I would like to compute the Schur complement $A-B^TC^{-1}B$, where $C = I+VV^T$ (diagonal plus low rank). The matrix $A$ has $10^3$ rows/columns, while $C$ has $10^6$ rows/columns. The Woodbury formula yields the following expression for the Schur complement:
$$A-B^TB+B^TV(I+V^TV)^{-1}V^TB.$$
This expression can be evaluated without storing large matrices, but the result suffers from numerical inaccuracies. Is there a numerically more stable way of computing the Schur complement, without high memory requirements?
Best Answer
Let us decompose the matrix $VV^T$ into its eigenvectors. Thus we have, $VV^T = \Sigma u_iu_i^T$ where $u_i$ is defined where $ u_i = \sqrt[2]\lambda_i \alpha_i$ where $\lambda_i$ is an eigenvalue of $VV^T$ and $\alpha_i$ is the corresponding eigenvector.
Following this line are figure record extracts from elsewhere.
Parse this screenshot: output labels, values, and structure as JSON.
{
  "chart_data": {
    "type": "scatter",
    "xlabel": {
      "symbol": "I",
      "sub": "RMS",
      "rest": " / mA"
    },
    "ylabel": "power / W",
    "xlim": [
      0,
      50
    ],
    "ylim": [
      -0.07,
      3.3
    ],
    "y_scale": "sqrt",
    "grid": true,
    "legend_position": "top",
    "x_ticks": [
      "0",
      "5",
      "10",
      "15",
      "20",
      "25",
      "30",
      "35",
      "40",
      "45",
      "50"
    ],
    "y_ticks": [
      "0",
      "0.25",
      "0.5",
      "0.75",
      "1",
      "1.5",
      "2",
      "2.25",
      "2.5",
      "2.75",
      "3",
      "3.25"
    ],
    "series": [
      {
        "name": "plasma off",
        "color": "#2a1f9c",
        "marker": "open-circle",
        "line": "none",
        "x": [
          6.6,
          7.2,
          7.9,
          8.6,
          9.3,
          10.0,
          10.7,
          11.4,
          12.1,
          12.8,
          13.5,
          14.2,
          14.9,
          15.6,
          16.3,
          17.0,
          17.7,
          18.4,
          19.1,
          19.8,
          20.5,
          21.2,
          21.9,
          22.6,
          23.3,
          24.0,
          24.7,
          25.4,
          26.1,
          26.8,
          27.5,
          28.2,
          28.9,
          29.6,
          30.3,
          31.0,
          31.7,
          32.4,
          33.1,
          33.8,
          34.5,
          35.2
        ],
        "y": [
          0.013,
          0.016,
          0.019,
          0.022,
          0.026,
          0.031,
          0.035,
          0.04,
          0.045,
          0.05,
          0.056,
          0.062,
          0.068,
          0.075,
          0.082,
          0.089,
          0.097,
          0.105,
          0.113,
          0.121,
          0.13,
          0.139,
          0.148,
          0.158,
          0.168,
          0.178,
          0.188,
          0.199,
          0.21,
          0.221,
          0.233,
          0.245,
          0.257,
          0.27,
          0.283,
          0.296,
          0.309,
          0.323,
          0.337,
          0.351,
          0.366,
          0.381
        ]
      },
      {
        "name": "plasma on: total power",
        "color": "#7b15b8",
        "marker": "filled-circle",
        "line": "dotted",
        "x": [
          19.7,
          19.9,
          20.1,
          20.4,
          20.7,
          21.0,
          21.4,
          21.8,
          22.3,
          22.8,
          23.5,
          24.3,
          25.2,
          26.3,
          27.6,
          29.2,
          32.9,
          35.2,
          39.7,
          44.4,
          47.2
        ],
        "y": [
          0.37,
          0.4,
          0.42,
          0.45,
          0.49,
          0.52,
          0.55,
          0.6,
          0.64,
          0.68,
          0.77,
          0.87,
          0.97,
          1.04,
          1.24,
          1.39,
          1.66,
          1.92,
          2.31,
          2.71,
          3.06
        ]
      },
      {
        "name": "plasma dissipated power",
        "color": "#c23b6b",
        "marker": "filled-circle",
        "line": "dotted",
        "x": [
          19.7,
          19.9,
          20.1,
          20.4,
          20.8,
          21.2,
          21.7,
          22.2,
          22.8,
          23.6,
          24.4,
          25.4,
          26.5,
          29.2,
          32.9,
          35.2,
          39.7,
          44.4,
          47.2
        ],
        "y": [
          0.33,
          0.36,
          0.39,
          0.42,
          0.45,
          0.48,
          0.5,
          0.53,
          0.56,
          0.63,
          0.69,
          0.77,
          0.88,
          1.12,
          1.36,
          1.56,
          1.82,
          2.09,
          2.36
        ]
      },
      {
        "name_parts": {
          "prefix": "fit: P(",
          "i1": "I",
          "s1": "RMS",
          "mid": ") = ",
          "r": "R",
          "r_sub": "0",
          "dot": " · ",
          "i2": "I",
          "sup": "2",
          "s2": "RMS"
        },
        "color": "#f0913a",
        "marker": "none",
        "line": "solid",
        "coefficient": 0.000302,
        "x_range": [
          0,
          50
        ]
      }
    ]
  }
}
Since the matrix $VV^T$ is positive definite its eigenvectors would be orthogonal meaning that $u_i^Tu_j= \sqrt[2]\lambda_i\alpha_i^T\alpha_j\sqrt[2]\lambda_j = 0$ when $i \neq j$.Applying Sherman-Morrison formula, for a $u_1$ we get - $(I+u_1u_1^T)^{-1} = I^{-1} - \frac{u_1u_1^T}{1 + u_1^Tu_1}$. This expression simplifies to $(I+u_1u_1^T)^{-1} = I - \frac{u_1u_1^T}{1 + \lambda_1}$ where $\lambda_1$ is the eigenvector corresponding to $u_1$. Now consider $(I^{-1}+ u_1u_1^T +u_2u_2^T) = (I+u_1u_1^T)^{-1} + \frac{(I - \frac{u_1u_1^T}{1 + \lambda_1})u_2u_2^T(I - \frac{u_1u_1^T}{1 + \lambda_1})}{1 + u_2^Tu_2}$. Since $u_1^Tu_2 =0$, $u_2u_2^Tu_1u_1^T = 0$. Hence the numerator simplifies as $u_2u_2^T$. Thus, $(I + u_1u_1^T + u_2u_2^T)^{-1} = I - \frac{u_1u_1^T}{1+\lambda_1} - \frac{u_2u_2^T}{1+\lambda_2}$. By induction it can be proven that $(I + \Sigma u_iu_i^T)^{-1} = I - \Sigma \frac{u_iu_i^T}{(1 + \lambda_i)}$. This can be used to compute the inverse of $(I + VV^T)$ with sufficient numerical stability. Regarding the final computation I think multiplication is inevitable. The time complexity of inversion by the given method is still $O(n^3)$ where $VV^T$ has dimensions $nxn$. So this would be the time complexity of the overall operation as well. But the memory required is $O(n^2)$. Also the net inaccuracy would be proportional to $\Sigma \Delta \lambda_i$ where $\Delta \lambda_i$ is the error in computing the eigenvalues.